Clément Janequin ne sviluppò un tipo particolare: la chanson descrittivageneralmente quattro o
cinque, descrivevano scene concrete, come una battaglia, il cinguettio degli uccelli, i gridi dei
venditori ambulanti e così via, servendosi con grande abbondanza di onomatopee testuali e
musicali. Le musiche appositamente composte per strumenti generalmente non venivano notate: gli
strumentisti le trasmettevano per lo più oralmente. Nel corso del Quattrocento, però, si assistette ad
un evoluzione della musica strumentale che determinò una sua progressiva ascesa nella
considerazione accordatale delle classi dominanti. Durante il XV secolo si ricercò maggiormente
una sonorità più fusa e più omogenea dal punto di vista timbrico, estendendosi anche al registro
grave. Si costruirono,dunque, intere famiglie strumentali, ovvero ogni tipo di strumento
veniva realizzato in varie taglie: generalmente soprano, contrabbasso, tenore, basso e
altre taglie intermedie.
Avere la presenza di “voci” diverse nelle famiglie strumentali le rendeva simili a piccoli cori;
divenne allora consueto eseguire le musiche polifoniche sostituendo le voci umane con gruppi di
strumenti. L’accostarsi delle classi alte alla musica strumentale determinò la produzione di una
ricca letteratura di composizioni didattiche e di trattati che insegnavano ai dilettanti
come suonare correttamente i vari strumenti. In tal modo, la tecnica strumentale non era più un
segreto professionale custodito gelosamente dalle corporazioni dei musicisti di mestiere, ma
iniziava a diventare di dominio pubblico.
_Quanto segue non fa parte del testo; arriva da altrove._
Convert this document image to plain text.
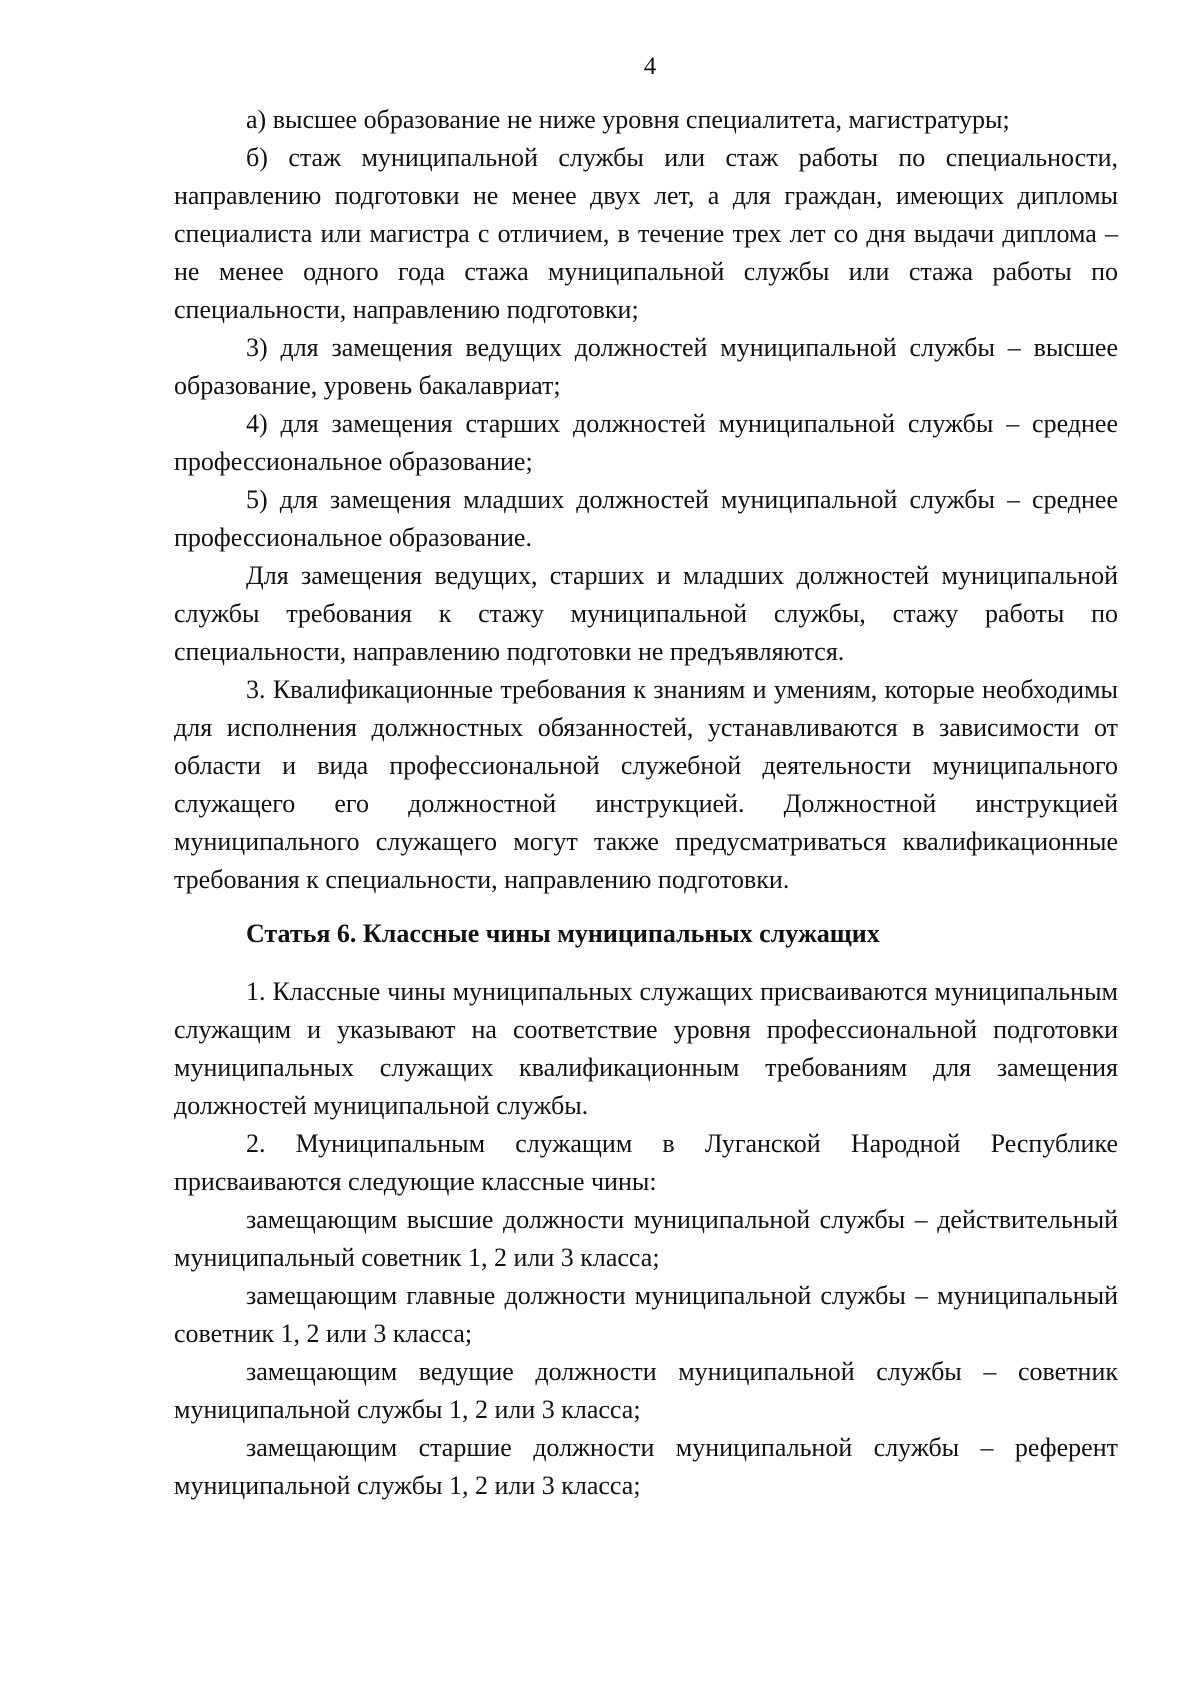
4

а) высшее образование не ниже уровня специалитета, магистратуры;

б) стаж муниципальной службы или стаж работы по специальности, направлению подготовки не менее двух лет, а для граждан, имеющих дипломы специалиста или магистра с отличием, в течение трех лет со дня выдачи диплома – не менее одного года стажа муниципальной службы или стажа работы по специальности, направлению подготовки;

3) для замещения ведущих должностей муниципальной службы – высшее образование, уровень бакалавриат;

4) для замещения старших должностей муниципальной службы – среднее профессиональное образование;

5) для замещения младших должностей муниципальной службы – среднее профессиональное образование.

Для замещения ведущих, старших и младших должностей муниципальной службы требования к стажу муниципальной службы, стажу работы по специальности, направлению подготовки не предъявляются.

3. Квалификационные требования к знаниям и умениям, которые необходимы для исполнения должностных обязанностей, устанавливаются в зависимости от области и вида профессиональной служебной деятельности муниципального служащего его должностной инструкцией. Должностной инструкцией муниципального служащего могут также предусматриваться квалификационные требования к специальности, направлению подготовки.

Статья 6. Классные чины муниципальных служащих

1. Классные чины муниципальных служащих присваиваются муниципальным служащим и указывают на соответствие уровня профессиональной подготовки муниципальных служащих квалификационным требованиям для замещения должностей муниципальной службы.

2. Муниципальным служащим в Луганской Народной Республике присваиваются следующие классные чины:

замещающим высшие должности муниципальной службы – действительный муниципальный советник 1, 2 или 3 класса;

замещающим главные должности муниципальной службы – муниципальный советник 1, 2 или 3 класса;

замещающим ведущие должности муниципальной службы – советник муниципальной службы 1, 2 или 3 класса;

замещающим старшие должности муниципальной службы – референт муниципальной службы 1, 2 или 3 класса;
Si andavano moltiplicando le edizioni di chansons
francesi arrangiate in forma esclusivamente strumentale. Tali trascrizioni pressoché letterali finirono
col cedere il passo a libere rielaborazioni delle chansons di partenza: dal 1560-70 in poi vi fu un
continuo apparire di canzon francese, aria francese per sonare, ecc., che testimoniano l’ampia
diffusione di questa nuova moda. L’ultima tappa del percorso di trasformazione della chanson
sempre nella seconda metà del Cinquecento consiste nella creazione di canzoni totalmente
indipendenti da modelli francesi: paradossalmente, il termine “canzone”, pur provenendo dalla
musica vocale, passò ad indicare la prima, vera forma strumentale autonoma. In genere, però,
questo tipo di musica veniva definita canzone da sonar. Tre elementi collegavano ancora la
“canzone da sonar” con la sua antenata vocale che risaliva a Janequin: la forma generale, il
succedersi di zone omoritmiche e zone imitative e l’onnipresente ritmo iniziale dattilico. Non
avendo più un testo a cui fare riferimento, le “canzoni da sonar” erano spesso dotate di titoli
alquanto curiosi. Generalmente era prevista un’esecuzione per più strumenti, ma talvolta gli stessi
compositori ne approntavano versioni solo per organo o clavicembalo.
Verso la fine del Cinquecento si iniziarono a prescrivere anche alcune indicazioni dinamiche.